"I don't know," I say. "How am I supposed to get you into Maisy's world? And why should you care, anyway?"
"Maybe he can use me for dragon bait. After all, I carry the dragon's mark on my shoulder," says Maisy, an even younger red-headed woman. She's not as fiery as redheads are reputed to be, but she is willful. "He could rip my sleeve as he's rescuing me from the attack, and realize I'm the person he's looking for. And while you're at it, you could dig through that big list of names you keep adding to. In 495 pages, I bet you could find a better name than Maisy."
"What's wrong with Maisy?" says an older, stooped -shouldered man. "I thought it was a lovely name."
"Oh, Thom. You know I love you like a father, but...well, that name is so, well, backcountry."
"Well, I did find you growing up in the hills," Thom replies, scratching his head. "Your ma thought it was pretty."
There is a cough and a smell of brimstone, and a sudden swirl of wind. Everybody's head turns to see an aged, grey in the snout black dragon. His eyes are cloudy. "At least you all have names. Me, I'm just the Old Black Dragon."

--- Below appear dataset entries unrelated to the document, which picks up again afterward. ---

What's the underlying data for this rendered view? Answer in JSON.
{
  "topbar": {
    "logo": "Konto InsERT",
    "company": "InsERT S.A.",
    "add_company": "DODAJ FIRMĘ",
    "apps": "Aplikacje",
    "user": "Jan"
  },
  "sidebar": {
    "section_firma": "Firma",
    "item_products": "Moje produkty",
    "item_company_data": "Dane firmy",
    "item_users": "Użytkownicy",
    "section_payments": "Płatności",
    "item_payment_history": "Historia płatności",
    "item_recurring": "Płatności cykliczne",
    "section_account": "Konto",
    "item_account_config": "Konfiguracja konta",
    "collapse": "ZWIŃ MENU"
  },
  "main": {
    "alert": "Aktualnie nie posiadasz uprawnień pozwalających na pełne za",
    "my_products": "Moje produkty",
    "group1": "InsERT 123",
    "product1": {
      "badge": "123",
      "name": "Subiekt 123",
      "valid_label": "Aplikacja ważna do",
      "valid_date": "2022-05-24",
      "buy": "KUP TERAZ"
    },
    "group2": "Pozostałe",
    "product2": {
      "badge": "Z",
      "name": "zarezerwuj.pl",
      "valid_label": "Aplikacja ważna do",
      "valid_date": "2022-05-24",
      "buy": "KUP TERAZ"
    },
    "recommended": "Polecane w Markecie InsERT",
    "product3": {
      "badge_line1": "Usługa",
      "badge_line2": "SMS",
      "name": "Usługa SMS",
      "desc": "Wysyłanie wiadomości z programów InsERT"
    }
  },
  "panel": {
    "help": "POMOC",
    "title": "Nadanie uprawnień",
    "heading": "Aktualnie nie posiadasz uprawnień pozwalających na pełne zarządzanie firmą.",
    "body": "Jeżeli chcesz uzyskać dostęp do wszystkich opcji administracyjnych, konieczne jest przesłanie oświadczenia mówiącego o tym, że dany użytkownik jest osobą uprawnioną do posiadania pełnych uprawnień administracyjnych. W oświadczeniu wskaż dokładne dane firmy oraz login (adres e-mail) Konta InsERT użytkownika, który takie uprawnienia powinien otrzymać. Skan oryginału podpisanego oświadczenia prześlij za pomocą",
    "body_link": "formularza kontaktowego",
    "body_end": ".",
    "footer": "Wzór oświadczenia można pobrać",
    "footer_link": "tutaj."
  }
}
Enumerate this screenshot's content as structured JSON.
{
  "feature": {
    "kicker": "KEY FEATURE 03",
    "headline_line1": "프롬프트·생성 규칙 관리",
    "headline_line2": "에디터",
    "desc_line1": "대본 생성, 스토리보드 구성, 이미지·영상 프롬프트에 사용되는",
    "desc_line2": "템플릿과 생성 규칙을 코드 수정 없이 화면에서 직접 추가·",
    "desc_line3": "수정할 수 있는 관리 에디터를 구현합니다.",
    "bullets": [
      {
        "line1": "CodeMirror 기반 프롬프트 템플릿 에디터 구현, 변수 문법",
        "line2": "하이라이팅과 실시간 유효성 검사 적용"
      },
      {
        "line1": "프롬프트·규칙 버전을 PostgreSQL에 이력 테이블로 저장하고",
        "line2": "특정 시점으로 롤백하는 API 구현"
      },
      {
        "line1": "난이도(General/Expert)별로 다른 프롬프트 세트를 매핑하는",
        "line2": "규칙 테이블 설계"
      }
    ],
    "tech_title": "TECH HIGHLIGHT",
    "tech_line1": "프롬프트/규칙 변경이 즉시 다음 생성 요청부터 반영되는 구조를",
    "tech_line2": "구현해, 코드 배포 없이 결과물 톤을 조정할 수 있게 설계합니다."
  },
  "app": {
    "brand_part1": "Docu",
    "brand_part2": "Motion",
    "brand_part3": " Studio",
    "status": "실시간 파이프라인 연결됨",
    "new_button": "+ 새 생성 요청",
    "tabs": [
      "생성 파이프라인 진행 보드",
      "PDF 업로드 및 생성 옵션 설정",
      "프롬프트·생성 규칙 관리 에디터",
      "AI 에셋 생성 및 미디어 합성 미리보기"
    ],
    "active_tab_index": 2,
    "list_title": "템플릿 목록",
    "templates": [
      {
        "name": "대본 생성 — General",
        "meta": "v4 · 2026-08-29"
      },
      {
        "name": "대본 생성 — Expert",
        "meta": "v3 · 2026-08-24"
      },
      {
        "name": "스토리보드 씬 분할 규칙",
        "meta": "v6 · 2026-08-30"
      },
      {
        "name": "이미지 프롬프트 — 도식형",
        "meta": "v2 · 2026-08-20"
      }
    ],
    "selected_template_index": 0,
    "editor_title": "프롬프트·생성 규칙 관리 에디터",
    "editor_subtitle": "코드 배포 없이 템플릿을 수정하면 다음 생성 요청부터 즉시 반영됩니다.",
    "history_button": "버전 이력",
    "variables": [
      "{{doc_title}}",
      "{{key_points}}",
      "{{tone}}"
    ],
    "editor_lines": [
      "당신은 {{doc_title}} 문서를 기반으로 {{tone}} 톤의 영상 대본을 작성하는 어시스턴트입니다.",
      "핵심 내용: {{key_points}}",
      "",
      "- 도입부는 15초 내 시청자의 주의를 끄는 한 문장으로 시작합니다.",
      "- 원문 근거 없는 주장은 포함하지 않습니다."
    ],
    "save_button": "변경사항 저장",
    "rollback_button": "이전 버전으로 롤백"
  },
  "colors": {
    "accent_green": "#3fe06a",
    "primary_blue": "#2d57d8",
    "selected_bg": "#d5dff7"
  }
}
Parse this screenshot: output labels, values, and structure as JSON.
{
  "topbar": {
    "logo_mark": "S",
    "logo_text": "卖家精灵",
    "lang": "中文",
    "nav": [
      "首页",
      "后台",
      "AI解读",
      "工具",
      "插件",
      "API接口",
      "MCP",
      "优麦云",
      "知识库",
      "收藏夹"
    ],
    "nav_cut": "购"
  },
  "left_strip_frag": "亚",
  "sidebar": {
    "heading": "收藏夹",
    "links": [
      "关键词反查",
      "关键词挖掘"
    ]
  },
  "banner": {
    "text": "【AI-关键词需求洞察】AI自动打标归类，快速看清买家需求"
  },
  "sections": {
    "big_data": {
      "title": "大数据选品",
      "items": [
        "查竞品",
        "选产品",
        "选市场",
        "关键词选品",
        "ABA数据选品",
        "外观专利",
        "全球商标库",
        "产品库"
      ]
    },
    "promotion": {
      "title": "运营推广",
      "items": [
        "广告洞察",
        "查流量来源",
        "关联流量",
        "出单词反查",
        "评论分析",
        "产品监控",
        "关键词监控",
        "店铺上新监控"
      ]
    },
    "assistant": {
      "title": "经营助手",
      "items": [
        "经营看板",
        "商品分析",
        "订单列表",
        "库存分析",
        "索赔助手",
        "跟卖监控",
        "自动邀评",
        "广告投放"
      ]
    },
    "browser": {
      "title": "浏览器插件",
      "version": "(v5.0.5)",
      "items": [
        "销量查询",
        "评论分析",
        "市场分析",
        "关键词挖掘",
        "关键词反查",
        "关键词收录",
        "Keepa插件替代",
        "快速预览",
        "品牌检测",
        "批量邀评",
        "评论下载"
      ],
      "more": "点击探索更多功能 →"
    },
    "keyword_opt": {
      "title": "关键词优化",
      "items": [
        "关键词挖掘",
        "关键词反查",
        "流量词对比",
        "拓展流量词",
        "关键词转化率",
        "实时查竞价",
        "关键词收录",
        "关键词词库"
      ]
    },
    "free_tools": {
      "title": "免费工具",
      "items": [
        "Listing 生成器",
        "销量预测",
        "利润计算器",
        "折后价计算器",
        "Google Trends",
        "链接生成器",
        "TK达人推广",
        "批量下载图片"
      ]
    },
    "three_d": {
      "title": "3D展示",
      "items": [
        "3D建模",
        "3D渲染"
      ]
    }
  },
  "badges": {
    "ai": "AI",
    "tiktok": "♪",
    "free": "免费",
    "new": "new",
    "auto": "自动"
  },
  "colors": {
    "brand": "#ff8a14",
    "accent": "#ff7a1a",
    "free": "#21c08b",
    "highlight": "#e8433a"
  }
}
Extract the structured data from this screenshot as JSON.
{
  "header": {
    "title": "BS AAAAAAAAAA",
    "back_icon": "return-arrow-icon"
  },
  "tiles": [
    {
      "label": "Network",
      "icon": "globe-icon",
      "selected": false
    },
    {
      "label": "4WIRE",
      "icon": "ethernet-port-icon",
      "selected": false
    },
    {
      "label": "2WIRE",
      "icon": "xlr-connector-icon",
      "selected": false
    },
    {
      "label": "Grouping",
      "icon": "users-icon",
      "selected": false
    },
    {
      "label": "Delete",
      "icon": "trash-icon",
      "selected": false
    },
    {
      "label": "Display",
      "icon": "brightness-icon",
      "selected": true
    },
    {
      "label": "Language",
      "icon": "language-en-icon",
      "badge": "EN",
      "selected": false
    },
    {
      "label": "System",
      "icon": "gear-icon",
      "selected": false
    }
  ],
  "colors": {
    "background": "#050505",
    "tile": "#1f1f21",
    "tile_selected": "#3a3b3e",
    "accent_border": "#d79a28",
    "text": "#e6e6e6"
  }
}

"Shut up, dragon," says the short, silverhaired witch with a pixie sitting on her shoulder. "You don't have a cloud of pixies to put up with every waking hour."
"Mistress Gan," says the pixie on her shoulder, a little petite girl dressed in a flower petal dress. "I thought you liked me. And all of us. You made us cobbler."
My head's getting to be a noisy place. I blame Pink for having trouble making decisions. If not, they're all going into the maybe file, and they don't like the sound of that. Pink, taking a drink of her sake, looks at the gang surrounding her.
"It was your idea, Pink," I say. "Fix it."
"Yeah, yeah," she says, picking up her bowl. "This is going to take more popcorn."
- Current Mood:
overwhelmed by the noise
Comments
This week, I have a platoon of off-duty Roman legionaries playing dice in one corner of the Hutch, a shifty bunch of shapeshifters in another (today they're horses; yesterday it was wolves and before that, ravens - I think. Falcons, maybe?), and the Final Fantasy 7 crowd cleaning their weapons in a third.
Fenik's guarding the threshold, glaring at all of them and if any of their associated bunnies make a break for my ankles, he tags 'em with a number and tosses 'em back.
I'm being good. Pink wanted me to slip a hot IK bunny in the hutch, but I sent her back to the corner. LOL.
Edited at 2011-08-03 03:18 am (UTC)
Our furballs could teach the military a thing or two about sabotage techniques!
All my other fragments and pieces have been taking place in this vaguely European medieval setting...lucky for me it's not any real place...it stretches around easily. Fairy Tale universe, I call it. It's got all sorts of magic critters in it, too, and gateways to the real realm of Faerie, and bad magic users and whatever else I need. Handy, that. Between my folklore and my medievalist background, I do very little research. I did check up a bit about village life, but I might not even need to use it the way the current story's blooming.
Now if I had Roman legionaires, I'd have to go back and do more primary research. I'm hoping to keep Pink interested in the Fairy Tale Universe for a while.
Apparently, the bunnies' idea of writerly relaxation is to drop me into Ancient Rome around the time Mt. Vesuvius blows its top, because they know I don't have to do much primary research. Furry opportunists. *fist shakey*
*listens to chorus of drunken bunny giggles*
Yep, furry opportunists. Like when they get me to do something with the really classical Greeks, like characters from Homer. That's almost as easy as the Fairy Tale universe.